André Gayot (/fr/; 3 October 1929 – 5 October 2019) was a French journalist. After a career in journalism he moved into culinary criticism and produced restaurant guidebooks known as the "Gayot Guides."

==Career==
===Journalist===
Gayot started his career in 1949 at the ORTF, producing a program for a young audience while pursuing his studies.

Gayot became a political columnist in 1957, working for the daily newspaper La Liberté du Massif Central and as an editor for Paris-Presse. He joined the weekly magazine Jours de France in 1958.

===Work in Africa, The Americas, and Asia===
In 1960, Gayot was appointed director of information of Niger, where he created the information services and the daily Le Temps du Niger.

After founding the daily Le Courrier de Madagascar in Antananarivo in 1962, he directed it until 1967. That same year, Gayot created the weekly France Antilles Spécial Dimanche while living in Martinique.

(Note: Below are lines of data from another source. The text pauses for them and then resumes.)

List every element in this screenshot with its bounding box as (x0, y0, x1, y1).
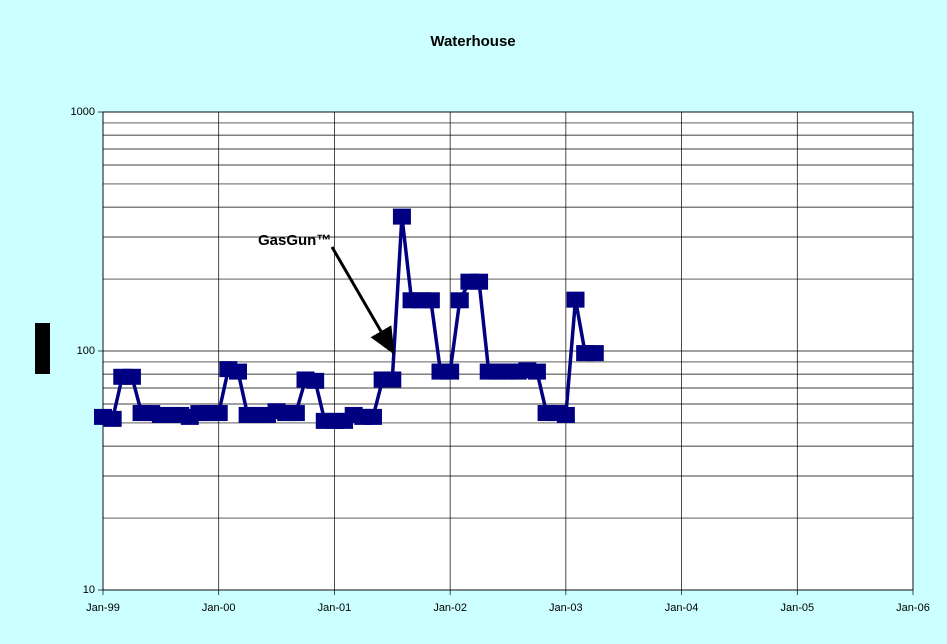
point-marker (566, 291, 585, 308)
y-tick-label: 1000 (71, 106, 95, 118)
x-tick-label: Jan-01 (318, 602, 352, 614)
x-tick-label: Jan-03 (549, 602, 583, 614)
point-marker (383, 371, 402, 388)
point-marker (470, 273, 489, 290)
x-tick-label: Jan-02 (433, 602, 467, 614)
point-marker (441, 363, 460, 380)
point-marker (306, 372, 325, 389)
x-tick-label: Jan-06 (896, 602, 930, 614)
x-tick-label: Jan-04 (665, 602, 699, 614)
x-tick-label: Jan-05 (780, 602, 814, 614)
y-tick-label: 100 (77, 345, 95, 357)
point-marker (556, 406, 575, 423)
chart-title: Waterhouse (430, 33, 515, 50)
annotation-arrow (330, 246, 395, 355)
point-marker (286, 405, 305, 422)
point-marker (392, 208, 411, 225)
marks: 10 100 1000 Jan-99 Jan-00 Jan-01 Jan-02 Jan-03 J… (71, 106, 930, 614)
point-marker (527, 363, 546, 380)
axis-label-box (35, 323, 50, 374)
point-marker (209, 405, 228, 422)
point-marker (122, 368, 141, 385)
point-marker (103, 410, 122, 427)
point-marker (229, 363, 247, 380)
point-marker (421, 292, 440, 309)
point-marker (364, 408, 382, 425)
point-marker (450, 292, 469, 309)
y-tick-label: 10 (83, 584, 95, 596)
annotation: GasGun™ (258, 232, 331, 249)
point-marker (585, 345, 604, 362)
x-tick-label: Jan-00 (202, 602, 236, 614)
x-tick-label: Jan-99 (86, 602, 120, 614)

In 1968, he was in Dakar, Senegal, leading the creation of the newspaper Le Soleil and of Les Nouvelles Imprimeries du Sénégal, which paved the way to the plurality and opening of information in French West Africa. Gayot was active in Canada, where he renewed and relaunched the world's oldest French-language daily newspaper, L'Evangéline. He brought his expertise to the local press in Vietnam, Egypt, Mauretania, Zaïre (Republic of Congo), Burundi, and Iran.

===Culinary guides===
In 1969, with his friends Henri Gault and Christian Millau, Gayot created the monthly magazine Le Nouveau Guide, which went against the culinary traditions of the time by promoting artistically prepared food, new cooking techniques, and fresh ingredients. The three also founded the Gault Millau guide, and coined and promoted the term nouvelle cuisine.

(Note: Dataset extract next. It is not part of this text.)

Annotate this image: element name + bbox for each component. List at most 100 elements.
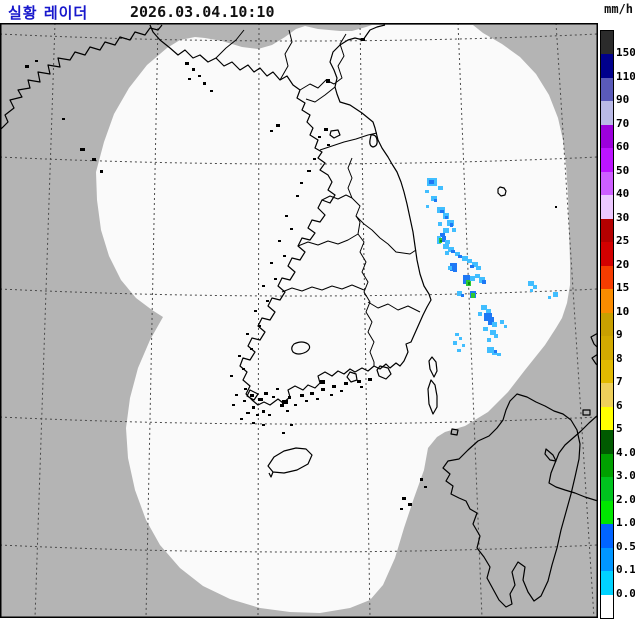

In the 1980s and 1990s, Gayot published a series of restaurant guidebooks in the U.S., known as the Gault-Millau name or Gayot Guides. The guidebooks rated and highlighted restaurants deemed to be among the best in their region, with reviews discussing décor, service, ambiance, and wine lists, with an emphasis on French cuisine. After 2000, his guides were published exclusively under the name Gayot, following a disagreement with the new owners of the French Gault-Millau guides.

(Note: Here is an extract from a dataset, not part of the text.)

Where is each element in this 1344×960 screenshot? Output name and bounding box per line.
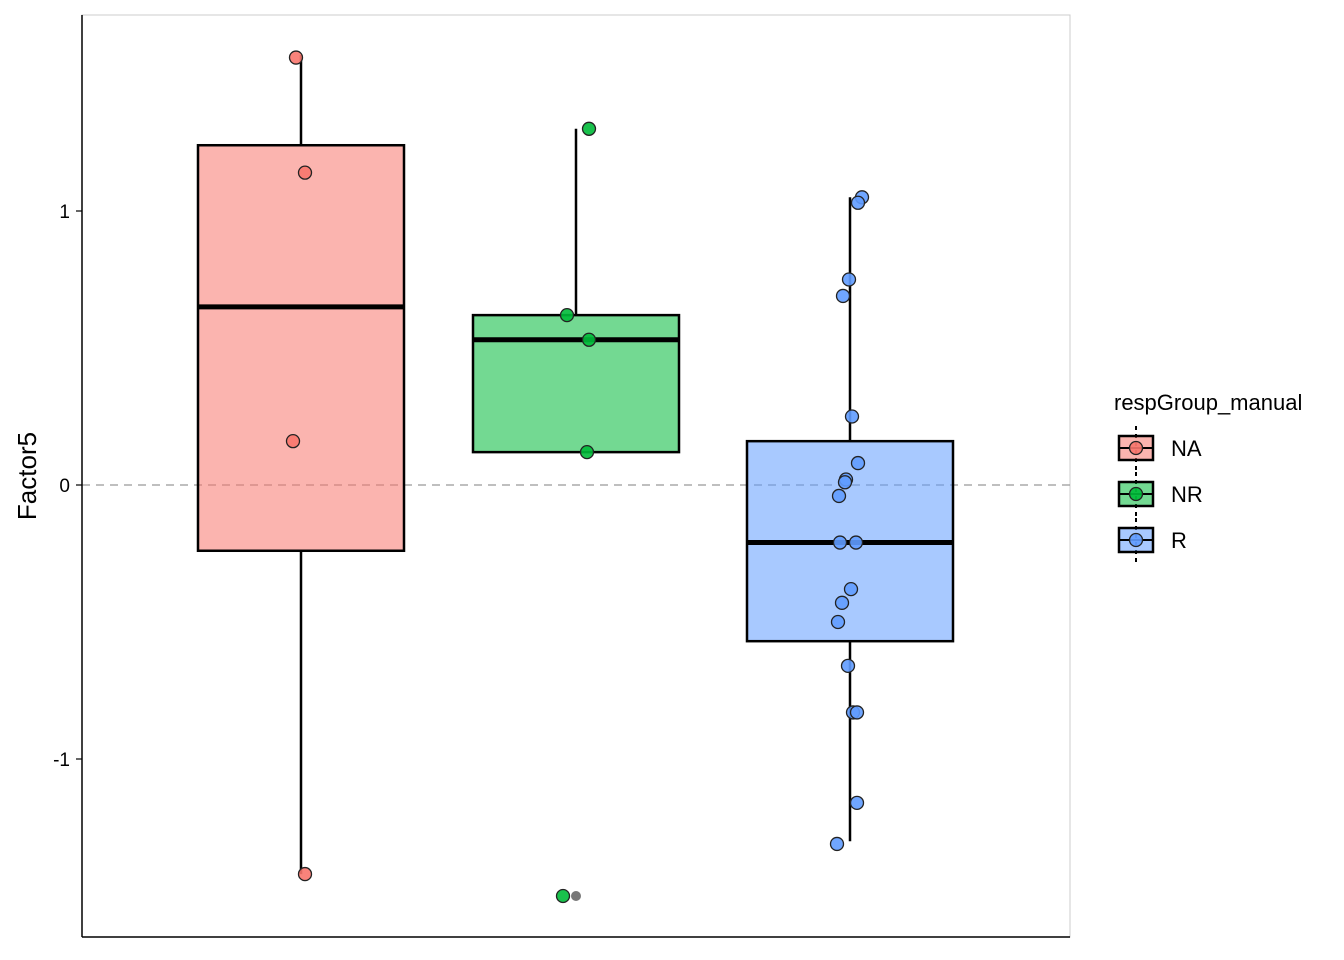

In 1983, Gayot founded the monthly magazine Prévention Santé in Paris, in conjunction with Rodale, Inc. in Emmaus, Pennsylvania, United States. With his son Alain and daughter Sophie, he launched the website gayot.com, devoted to gastronomy, tourism, and lifestyle.

==Recognition==
On 7 May 1979, Léopold Sédar Senghor, President of the Republic of Senegal, presented Gayot with the distinction of Knight of the Legion of Honour, in his name and that of the President of the French Republic Valéry Giscard d'Estaing, in the presence of Michel Debré, former French prime minister, for his humanitarian and cultural actions for Africa.

On 27 April 2005, Jean-David Levitte, the Ambassador of France in Washington, D.C., awarded Gayot the rank of Officer of the Legion of Honour "for exceptional services rendered to the freedom of press and promotion of the friendship between nations".

Gayot was an officer in the National Order of the Lion of Senegal, the national Order of the Niger, and the Order of Comoros.

==Death==
Gayot died in Paris on 5 October 2019, two days after his 90th birthday.